The Eve Room can work up between ranges of 32°F and 130°F and 5% to 95% humidity, which is fine for most home applications.
Using the power of Apple’s Siri, you can ask, and it can tell you what the temperature is. You you can also see clear environmental trends on the attractive app, which is regularly updated with new features.
With trend monitoring, you can see how situations change over time and manually change your HVAC or other settings for them to be more efficient.
Cons of the Elgato Eve Room
The poor Bluetooth range of the Eve Room is an obvious flaw, likely due to the battery only power. That leaves users having to make a trip to grab the latest data if the box is an any remote part of the home.
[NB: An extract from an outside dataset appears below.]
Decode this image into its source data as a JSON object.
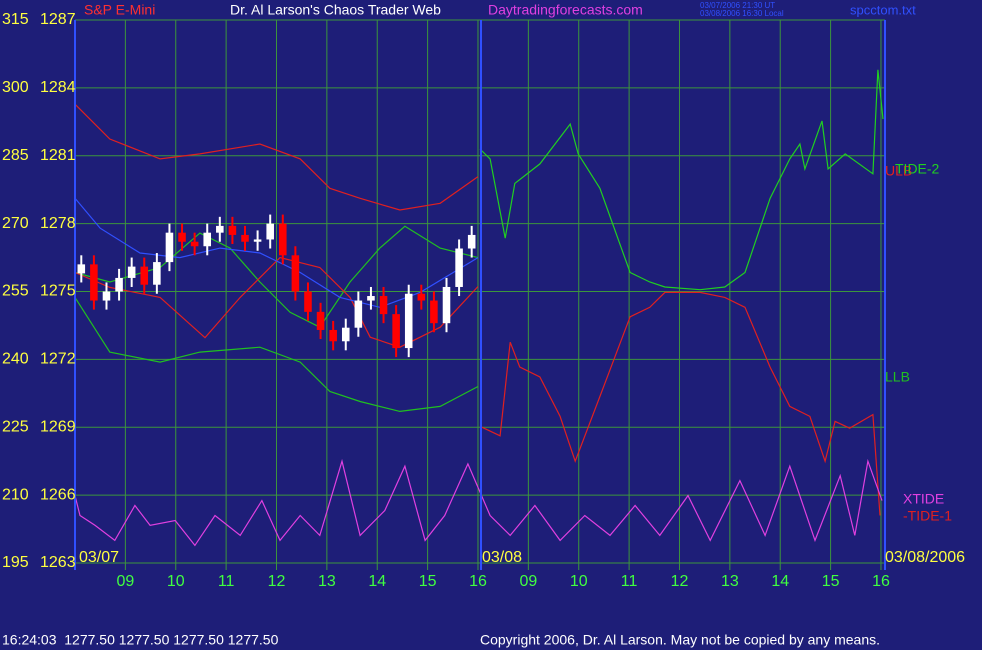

Elgato promise support for Bluetooth extenders, but it really should be doing better out of the box.
Also, the Apple-only requirement instantly make it useless to the huge Android owning population, and anyone with a BlackBerry or Windows Mobile device. It also doesn’t yet tie in with other smart home products, so if you the room gets too hot, you can’t kick in a smart fan or air conditioner.
Note, this is sold in Apple Stores, so perhaps that’s all part of the deal.
The sensor is good at picking up those volatile organic compounds. However, since these can come from many sources, it isn’t overly helpful in tracking down the origin, which could be from common cleaning products, paint, candles or other sources.
Knowing if the air quality is good or bad doesn’t really help either, if it is from an external source, opening a window won’t help, which is most people’s
instinctive reaction.
Finally, the device just doesn’t do enough, yet, to really appeal as a smart device. If it could alert you to incoming smog, kick in a heater or fan to adjust the temperature, then that would be a really neat trick and something we hope Elgato will work on with the software.
Also, depending on where you put it the battery life can range from appalling to short, so stock up on those AAs!
Final Recommendation
The combination of a first-generation product, powered by a new generation of specialist sensors designed for the consumer market in a smart product sounds like a lot to pull off. Elgato has got the basics right, but just barely.
There should be a lot more that Eve Room can do that we hope revisions or updates will help it achieve.
In the meantime if you really need to know the temperature or humidity of a room over a week, month or year, the Elgato is the device for you, but how tough is it to drop in a stylish barometer and thermometer set, and take some notes? The savings in batteries alone would be substantial.
If you are still keen and ready to order and Elgato Eve Room, then ensure yours is an all Apple home, that you don’t mind wandering past the Eve box on a regular basis, and you have plenty of batteries near by. It provides a valuable source of information, but could do so much more with all that data.